Nan menyesap wine-nya lagi dan berbicara, "Din, lo tau gak sih bedanya antara penggemar dan pengagum?"

"Tau ... kayaknya. Emang kenapa? Bukannya ini agak diluar topik ya?"

"Tapi-!" Nan menelan sendawa yang hampir keluar. "Dengerin gue," lalu dia melanjutkan, "seorang penggemar hanya peduli tentang lo jadi orang yang ganteng di TV, teriakin lo setiap kali mereka ngeliat lo dan terobsesi buat diliat sama lo. Kadang-kadang, mereka kayak memperlakukan lo kaya objek, bukan orang. Lo pasti ngerasa kayak gitu."

Din mendengar Nan hati-hati dan menunggunya melanjutkan, "Terus, apa bedanya sama pengagum?"

"Lo gak perlu tau gue," Nan menguap dan terus berbicara. Din menyadari bahwa Nan menggunakan kata "gue".

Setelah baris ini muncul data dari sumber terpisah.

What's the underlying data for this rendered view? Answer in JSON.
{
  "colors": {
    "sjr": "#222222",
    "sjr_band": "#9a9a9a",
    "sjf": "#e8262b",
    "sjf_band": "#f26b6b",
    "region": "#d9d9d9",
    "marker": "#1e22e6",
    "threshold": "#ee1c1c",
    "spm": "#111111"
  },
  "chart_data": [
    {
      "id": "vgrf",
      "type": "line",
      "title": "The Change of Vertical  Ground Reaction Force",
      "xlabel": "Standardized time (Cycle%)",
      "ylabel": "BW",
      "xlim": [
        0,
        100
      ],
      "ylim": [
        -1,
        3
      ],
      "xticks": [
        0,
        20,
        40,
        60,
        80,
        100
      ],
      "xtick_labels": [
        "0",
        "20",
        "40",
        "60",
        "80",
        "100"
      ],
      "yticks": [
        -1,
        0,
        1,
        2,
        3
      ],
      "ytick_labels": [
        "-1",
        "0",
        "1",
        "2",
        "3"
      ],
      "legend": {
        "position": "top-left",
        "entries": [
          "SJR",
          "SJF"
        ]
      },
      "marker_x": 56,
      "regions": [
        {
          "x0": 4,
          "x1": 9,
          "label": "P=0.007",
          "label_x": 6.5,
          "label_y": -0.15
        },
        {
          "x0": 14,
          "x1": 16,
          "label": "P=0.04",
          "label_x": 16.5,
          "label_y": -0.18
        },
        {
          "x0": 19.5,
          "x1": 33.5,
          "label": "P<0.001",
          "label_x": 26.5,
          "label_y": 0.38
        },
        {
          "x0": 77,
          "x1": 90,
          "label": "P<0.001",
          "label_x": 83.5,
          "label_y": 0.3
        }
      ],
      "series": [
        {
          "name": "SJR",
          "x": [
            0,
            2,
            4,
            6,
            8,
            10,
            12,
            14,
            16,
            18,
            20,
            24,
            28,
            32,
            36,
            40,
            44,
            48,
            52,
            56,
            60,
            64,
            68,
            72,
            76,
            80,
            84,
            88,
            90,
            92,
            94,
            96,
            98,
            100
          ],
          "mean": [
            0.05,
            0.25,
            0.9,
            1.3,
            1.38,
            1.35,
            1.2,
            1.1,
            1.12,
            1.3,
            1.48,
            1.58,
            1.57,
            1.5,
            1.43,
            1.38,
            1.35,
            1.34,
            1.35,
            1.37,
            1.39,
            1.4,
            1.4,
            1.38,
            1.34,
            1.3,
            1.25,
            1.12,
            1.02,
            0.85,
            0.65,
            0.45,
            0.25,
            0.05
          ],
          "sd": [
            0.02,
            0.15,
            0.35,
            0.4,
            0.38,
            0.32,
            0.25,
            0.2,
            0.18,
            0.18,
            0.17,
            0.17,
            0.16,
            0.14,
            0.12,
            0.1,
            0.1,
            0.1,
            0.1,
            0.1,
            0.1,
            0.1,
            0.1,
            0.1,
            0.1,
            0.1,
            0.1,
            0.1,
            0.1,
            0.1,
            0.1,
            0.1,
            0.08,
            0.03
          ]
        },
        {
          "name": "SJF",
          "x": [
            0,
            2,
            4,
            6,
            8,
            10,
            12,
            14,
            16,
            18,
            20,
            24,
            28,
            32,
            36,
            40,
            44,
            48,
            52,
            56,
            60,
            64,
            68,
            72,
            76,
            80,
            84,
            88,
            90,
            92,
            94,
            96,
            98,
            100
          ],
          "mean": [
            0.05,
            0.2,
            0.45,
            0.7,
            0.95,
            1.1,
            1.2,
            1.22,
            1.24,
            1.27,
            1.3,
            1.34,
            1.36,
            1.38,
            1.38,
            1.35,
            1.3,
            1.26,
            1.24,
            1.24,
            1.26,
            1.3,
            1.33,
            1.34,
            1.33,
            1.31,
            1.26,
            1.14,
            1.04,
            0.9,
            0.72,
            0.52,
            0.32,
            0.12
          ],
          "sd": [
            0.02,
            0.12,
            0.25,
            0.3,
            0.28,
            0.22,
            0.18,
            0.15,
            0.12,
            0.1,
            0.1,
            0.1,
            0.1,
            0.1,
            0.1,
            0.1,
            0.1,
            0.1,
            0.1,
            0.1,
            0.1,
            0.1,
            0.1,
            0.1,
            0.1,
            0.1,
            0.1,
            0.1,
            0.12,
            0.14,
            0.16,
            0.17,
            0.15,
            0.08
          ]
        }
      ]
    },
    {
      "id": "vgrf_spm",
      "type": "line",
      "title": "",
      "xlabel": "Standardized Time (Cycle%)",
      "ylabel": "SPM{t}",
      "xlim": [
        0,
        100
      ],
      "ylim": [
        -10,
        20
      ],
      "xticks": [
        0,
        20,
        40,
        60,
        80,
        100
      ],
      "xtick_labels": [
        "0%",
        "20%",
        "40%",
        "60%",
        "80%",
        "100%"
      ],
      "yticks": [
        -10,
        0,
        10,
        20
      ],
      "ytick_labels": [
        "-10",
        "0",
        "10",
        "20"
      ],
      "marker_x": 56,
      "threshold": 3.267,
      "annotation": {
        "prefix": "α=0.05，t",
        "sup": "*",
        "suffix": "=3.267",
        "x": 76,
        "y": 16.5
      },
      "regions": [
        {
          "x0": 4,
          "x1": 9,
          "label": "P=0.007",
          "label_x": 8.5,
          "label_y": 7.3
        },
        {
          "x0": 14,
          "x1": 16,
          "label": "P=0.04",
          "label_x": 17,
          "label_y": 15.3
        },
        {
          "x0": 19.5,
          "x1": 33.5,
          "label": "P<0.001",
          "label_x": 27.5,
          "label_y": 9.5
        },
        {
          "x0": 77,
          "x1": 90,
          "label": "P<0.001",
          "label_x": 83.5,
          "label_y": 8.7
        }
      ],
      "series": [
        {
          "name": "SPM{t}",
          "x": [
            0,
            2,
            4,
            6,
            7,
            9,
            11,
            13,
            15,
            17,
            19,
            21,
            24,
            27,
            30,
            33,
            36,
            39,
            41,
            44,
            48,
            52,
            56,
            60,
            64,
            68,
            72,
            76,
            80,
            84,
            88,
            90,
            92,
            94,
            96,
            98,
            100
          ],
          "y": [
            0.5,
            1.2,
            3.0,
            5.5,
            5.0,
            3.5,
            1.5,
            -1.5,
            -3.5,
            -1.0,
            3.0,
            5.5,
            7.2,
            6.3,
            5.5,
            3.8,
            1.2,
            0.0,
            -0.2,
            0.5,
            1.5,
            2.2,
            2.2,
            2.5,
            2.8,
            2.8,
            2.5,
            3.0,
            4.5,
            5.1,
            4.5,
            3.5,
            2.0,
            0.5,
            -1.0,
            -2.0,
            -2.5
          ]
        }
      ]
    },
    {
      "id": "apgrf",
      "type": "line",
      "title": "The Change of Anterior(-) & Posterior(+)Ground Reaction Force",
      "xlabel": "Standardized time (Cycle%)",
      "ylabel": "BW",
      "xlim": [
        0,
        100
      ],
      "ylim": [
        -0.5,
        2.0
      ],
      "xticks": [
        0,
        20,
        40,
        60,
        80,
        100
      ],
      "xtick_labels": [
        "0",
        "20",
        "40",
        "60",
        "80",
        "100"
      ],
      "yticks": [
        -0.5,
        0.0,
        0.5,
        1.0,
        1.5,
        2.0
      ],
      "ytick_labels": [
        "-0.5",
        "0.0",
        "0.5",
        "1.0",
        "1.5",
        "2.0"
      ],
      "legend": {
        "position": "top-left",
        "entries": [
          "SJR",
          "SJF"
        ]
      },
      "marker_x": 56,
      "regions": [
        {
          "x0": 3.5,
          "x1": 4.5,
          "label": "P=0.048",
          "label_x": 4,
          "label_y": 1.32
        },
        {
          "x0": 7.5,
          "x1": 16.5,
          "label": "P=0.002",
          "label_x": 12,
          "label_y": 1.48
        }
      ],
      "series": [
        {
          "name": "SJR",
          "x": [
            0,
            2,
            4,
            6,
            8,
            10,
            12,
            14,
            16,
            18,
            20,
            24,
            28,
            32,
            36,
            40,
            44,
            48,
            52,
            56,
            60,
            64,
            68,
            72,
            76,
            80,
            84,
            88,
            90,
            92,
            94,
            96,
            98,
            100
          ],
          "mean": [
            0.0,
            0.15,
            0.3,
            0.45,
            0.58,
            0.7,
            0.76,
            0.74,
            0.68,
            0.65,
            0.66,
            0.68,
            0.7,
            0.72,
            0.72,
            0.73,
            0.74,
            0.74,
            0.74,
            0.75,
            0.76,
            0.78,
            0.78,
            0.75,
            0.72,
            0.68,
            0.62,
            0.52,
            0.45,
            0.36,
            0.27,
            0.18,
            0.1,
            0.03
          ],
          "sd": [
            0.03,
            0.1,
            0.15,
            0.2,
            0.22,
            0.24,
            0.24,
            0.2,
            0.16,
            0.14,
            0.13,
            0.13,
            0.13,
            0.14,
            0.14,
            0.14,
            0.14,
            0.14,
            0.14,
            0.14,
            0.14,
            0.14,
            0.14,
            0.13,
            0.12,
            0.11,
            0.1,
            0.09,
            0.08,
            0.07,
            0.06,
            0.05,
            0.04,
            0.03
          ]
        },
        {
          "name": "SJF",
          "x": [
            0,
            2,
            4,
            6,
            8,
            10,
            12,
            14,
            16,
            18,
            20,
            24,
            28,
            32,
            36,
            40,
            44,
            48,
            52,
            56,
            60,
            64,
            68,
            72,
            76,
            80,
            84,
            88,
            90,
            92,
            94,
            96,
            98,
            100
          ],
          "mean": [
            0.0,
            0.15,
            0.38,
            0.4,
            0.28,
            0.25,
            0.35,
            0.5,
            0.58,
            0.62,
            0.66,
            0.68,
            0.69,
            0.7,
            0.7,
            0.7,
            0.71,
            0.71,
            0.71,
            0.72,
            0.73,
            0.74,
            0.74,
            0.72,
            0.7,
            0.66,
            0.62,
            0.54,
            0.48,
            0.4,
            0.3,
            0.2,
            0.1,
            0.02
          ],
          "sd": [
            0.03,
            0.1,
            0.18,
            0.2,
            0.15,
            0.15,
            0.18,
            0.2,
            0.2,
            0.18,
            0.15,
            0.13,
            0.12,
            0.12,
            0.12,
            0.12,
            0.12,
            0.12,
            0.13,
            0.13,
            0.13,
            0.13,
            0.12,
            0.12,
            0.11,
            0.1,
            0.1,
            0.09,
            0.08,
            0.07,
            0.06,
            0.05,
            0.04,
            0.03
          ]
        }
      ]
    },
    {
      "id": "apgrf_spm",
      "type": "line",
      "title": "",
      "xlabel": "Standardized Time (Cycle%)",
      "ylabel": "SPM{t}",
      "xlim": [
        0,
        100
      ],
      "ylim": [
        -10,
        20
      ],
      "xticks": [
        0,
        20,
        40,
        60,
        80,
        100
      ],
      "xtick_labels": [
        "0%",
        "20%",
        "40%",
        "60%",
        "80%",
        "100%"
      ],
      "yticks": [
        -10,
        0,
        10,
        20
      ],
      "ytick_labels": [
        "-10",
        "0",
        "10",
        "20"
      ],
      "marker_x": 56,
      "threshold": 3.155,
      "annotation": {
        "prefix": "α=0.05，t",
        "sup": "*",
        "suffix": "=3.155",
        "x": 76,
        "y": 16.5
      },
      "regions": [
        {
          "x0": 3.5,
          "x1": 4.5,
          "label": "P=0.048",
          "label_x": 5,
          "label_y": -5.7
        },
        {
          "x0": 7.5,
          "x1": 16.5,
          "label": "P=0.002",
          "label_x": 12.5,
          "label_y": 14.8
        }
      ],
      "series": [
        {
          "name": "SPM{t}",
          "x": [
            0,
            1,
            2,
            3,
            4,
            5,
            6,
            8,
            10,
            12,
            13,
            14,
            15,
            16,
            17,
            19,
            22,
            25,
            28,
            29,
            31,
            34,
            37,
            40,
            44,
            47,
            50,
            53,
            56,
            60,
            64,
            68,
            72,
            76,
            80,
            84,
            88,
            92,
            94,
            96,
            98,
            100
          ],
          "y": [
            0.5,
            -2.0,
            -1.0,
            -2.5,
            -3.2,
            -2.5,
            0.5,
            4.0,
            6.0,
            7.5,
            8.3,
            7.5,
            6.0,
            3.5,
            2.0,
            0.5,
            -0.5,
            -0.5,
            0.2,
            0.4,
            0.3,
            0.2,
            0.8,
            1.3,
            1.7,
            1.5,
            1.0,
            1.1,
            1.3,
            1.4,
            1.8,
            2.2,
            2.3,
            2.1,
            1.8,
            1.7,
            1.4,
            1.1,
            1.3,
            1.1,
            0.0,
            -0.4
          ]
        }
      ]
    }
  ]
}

"Kita cuma pengen ngeliat gimana lo ngelakuin yang terbaik dan suka lo apa adanya. Gausah terlalu mikirin apa yang mereka omongin. Pikirin orang-orang yang selalu ngedukung lo. Cepat atau lambat, lo bakal jadi aktor yang hebat! Gue yakiinnn! Kita gak peduli sama gosip, entah lo ... berantem ... pacaran ... "Suara Nan mulai memudar dan Din tertawa ketika mendengar kata 'pacaran'.

"Lo yakin lo gak peduli kalo gue pacaran ...?" Din melihat mata Nan mulai terpejam dan bernapas perlahan. Nan tertidur. Din tersenyum melihat wajah Nan yang tertidur. Dia menyentuh pipinya dengan lembut dan Nan membuat wajah yang kesal.

"Lucu banget sih," Din bergumam. Din tidak pernah berpikir dia akan menyukainya sebesar ini. Apapun yang dia lakukan dengan Nan selalu dia anggap sebagai kenangan indah. Entah itu rasa senang, bingung, atau sedih. Dia tidak bisa merasa nyaman jika dia tidak melihat wajahnya.

Din melihat jam dan memutuskan untuk memindahkan Nan, agar dia bisa tidur dengan nyaman. Din mengangkat Nan ke kamarnya dan membaringkannya di tempat tidur. Tapi, sayangnya, ketika Din menidurkan Nan di tempat tidur, dia merasa sangat pusing, kepalanya berputar begitu parah karena efek alkohol dan Din setengah pingsan di tempat tidur, di samping Nan.